Friday, May 6, 2016
Supreme Court Rules:
Vexatious Litigant Defendant Does Not Need Leave to Appeal
By KENNETH OFGANG, Staff Writer
A prefiling order under the vexatious litigant statutes is not required when a defendant seeks to appeal, the state Supreme Court ruled yesterday.
“We conclude that [Code of Civil Procedure] section 391.7’s prefiling requirements do not apply to a self-represented litigant previously declared a vexatious litigant seeking to appeal an adverse judgment or interlocutory order in an action where he or she was the defendant,” Justice Ming Chin wrote for a unanimous court. “A different interpretation would impede his or her right of access to the appellate courts without advancing the underlying purpose of the vexatious litigant statutes.”
The legislation allows a court to enter an order barring a person who has been previously adjudged a vexatious litigant from filing any new litigation in pro per absent prior leave from the presiding judge or presiding justice of the court in which the action is proposed to be filed.
The reference to presiding justices was added by amendment in 2011, consistent with case law holding that the restrictions apply to appeals all well as to suits filed in trial courts. Yesterday’s ruling came in a landlord-tenant action in which Sylvia Chan, a real estate agent acting on behalf of a landlord, sought to evict a tenant from an Alhambra apartment. The tenant, Aleyamma John, fought the eviction, claiming she owned no rent.
A writ of possession issued after a Los Angeles Superior Court jury found for the landlord.

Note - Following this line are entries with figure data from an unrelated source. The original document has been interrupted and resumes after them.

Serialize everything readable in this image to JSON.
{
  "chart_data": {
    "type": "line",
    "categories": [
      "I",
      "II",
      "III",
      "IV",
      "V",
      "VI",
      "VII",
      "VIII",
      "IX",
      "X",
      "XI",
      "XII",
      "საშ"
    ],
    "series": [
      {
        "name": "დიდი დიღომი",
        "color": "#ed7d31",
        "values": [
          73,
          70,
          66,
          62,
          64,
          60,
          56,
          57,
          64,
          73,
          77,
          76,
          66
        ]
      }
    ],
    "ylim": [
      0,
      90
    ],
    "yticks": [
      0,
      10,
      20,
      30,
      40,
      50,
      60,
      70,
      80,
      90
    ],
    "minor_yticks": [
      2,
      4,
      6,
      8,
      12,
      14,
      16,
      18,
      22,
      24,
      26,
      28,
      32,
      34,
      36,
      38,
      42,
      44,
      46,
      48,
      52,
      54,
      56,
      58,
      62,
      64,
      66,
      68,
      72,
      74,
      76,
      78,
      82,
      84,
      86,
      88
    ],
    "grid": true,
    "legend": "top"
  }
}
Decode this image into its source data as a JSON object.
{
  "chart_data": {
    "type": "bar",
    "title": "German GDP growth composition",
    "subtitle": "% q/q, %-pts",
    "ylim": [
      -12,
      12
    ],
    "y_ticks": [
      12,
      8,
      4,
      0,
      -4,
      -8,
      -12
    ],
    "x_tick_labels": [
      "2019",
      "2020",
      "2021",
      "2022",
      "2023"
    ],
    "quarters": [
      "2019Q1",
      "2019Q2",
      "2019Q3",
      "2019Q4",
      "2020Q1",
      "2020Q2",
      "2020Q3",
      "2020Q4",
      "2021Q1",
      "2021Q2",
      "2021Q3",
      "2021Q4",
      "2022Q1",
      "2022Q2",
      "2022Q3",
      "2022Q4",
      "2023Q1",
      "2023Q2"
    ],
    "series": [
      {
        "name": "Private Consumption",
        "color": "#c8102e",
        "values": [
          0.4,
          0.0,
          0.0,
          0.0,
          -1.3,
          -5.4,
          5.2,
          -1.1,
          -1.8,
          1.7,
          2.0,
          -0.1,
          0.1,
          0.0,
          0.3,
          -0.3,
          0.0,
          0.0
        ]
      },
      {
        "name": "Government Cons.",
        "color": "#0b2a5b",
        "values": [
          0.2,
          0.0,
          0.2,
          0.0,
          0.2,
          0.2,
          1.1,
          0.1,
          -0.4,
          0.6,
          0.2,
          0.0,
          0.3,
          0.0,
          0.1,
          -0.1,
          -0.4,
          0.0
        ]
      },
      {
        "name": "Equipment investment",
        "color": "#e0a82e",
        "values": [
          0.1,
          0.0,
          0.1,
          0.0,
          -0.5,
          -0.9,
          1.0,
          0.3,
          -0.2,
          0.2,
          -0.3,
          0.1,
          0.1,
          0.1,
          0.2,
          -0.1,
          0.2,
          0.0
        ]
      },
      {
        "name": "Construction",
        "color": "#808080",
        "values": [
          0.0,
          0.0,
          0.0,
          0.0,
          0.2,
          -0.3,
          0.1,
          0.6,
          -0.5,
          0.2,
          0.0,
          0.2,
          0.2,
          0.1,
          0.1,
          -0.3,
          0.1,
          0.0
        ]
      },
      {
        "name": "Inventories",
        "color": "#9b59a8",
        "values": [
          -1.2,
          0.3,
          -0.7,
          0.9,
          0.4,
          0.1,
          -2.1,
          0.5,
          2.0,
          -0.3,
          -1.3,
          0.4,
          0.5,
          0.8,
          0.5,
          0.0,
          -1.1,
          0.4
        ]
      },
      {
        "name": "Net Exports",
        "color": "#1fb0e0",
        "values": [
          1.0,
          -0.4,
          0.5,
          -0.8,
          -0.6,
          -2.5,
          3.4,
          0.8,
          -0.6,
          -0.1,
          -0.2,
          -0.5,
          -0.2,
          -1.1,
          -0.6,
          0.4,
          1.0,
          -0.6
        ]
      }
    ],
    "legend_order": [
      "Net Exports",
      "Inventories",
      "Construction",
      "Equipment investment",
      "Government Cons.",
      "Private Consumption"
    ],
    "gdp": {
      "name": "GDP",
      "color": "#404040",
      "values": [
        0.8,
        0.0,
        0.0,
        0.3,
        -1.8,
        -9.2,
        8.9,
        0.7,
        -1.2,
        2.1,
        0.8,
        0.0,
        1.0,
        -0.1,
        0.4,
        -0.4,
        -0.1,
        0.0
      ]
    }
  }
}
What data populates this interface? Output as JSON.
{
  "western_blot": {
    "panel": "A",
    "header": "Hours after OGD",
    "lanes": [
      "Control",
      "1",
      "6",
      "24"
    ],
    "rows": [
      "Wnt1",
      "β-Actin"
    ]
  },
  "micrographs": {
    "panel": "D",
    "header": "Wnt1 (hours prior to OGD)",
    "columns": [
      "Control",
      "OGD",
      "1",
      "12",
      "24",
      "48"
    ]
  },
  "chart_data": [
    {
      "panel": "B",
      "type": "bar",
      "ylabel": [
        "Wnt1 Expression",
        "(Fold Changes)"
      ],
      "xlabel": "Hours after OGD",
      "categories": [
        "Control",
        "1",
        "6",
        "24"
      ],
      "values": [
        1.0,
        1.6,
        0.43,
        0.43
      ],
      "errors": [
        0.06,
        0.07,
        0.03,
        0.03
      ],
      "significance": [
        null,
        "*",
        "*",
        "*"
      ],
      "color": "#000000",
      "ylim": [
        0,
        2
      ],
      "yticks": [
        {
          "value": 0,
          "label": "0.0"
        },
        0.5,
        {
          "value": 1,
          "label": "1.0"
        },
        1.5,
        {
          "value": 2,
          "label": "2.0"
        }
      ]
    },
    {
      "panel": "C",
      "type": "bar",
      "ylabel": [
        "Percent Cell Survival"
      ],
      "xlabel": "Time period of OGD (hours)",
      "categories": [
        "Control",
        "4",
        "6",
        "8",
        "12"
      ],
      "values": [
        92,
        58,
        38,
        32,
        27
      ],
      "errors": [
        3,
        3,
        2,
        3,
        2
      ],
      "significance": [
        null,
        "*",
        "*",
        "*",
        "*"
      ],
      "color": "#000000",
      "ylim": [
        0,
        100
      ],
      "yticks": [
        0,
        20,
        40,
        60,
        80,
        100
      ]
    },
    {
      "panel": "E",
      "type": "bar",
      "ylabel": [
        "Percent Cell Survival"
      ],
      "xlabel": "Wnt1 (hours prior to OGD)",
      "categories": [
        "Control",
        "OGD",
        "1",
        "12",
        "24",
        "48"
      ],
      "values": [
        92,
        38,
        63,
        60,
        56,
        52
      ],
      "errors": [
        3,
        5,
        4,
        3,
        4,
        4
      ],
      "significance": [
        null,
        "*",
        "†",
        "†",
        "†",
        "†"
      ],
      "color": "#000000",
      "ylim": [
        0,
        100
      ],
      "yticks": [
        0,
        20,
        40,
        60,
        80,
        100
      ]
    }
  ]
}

John, representing herself, appealed both the judgment and a post-judgment order granting Chan $40,000 in attorney fees. After the appeals were briefed, Superior Court Appellate Division Presiding Judge Patti Jo McKay stayed proceedings, noted that John had been declared a vexatious litigant by Div. Three of the Court of Appeal while litigating a previous landlord-tenant matter.
McKay gave the plaintiff 10 days to retain a lawyer or obtain leave to proceed in pro per under §391.7. The jurist McKay subsequently denied leave to proceed, concluding that John failed to show that the appeals had merit.
Court of Appeal Opinion
Div. Seven of this district’s Court of Appeal, in an opinion by Presiding Justice Dennis Perluss, reversed. The panel said requiring a prefiling order of a pro per defendant seeking to appeal an adverse judgment is contrary to the language and history of the statute.
Chin, writing for the high court yesterday, agreed. He rejected the dictum of In re R.H. (2009) 170 Cal.App.4th 678, which held that an appealing defendant is a “plaintiff” under §391.7 once the appeal is filed.
“The R.H. court reached an untenable conclusion on this point,” he said, noting that a case it relied on, McColm v. Westwood Park Assn. (1998) 62 Cal.App.4th 1211, involved an appeal by a vexatious litigant plaintiff, not a defendant.
“Thus, Chan’s reliance on R.H. is misplaced, and her additional contention that we should reverse the Court of Appeal’s judgment in order to ‘close up’ the perceived ‘loophole’ in the Legislature’s drafting of section 391.7 is unpersuasive,” he wrote. “Changing the language and the intent of the definitions in section 391 and the scope of amended section 391.7 in the statutory scheme to give it Chan’s expansive interpretation — defining appealing defendants as plaintiffs and responding plaintiffs as defendants — would ignore the statute’s plain words and the 2011 amendment to section 391.7, as well as undermine its reasonable application.”
John v. Superior Court (Chan), 16 S.O.S. 2287, was argued in the Supreme Court by John, representing herself; Pasadena attorney Raymond Zakari, for Chan; Tulare County Deputy County Counsel Kevin Stimmel, for the county as amicus supporting Chan; and Ronald Mazzaferro, an amicus supporting John.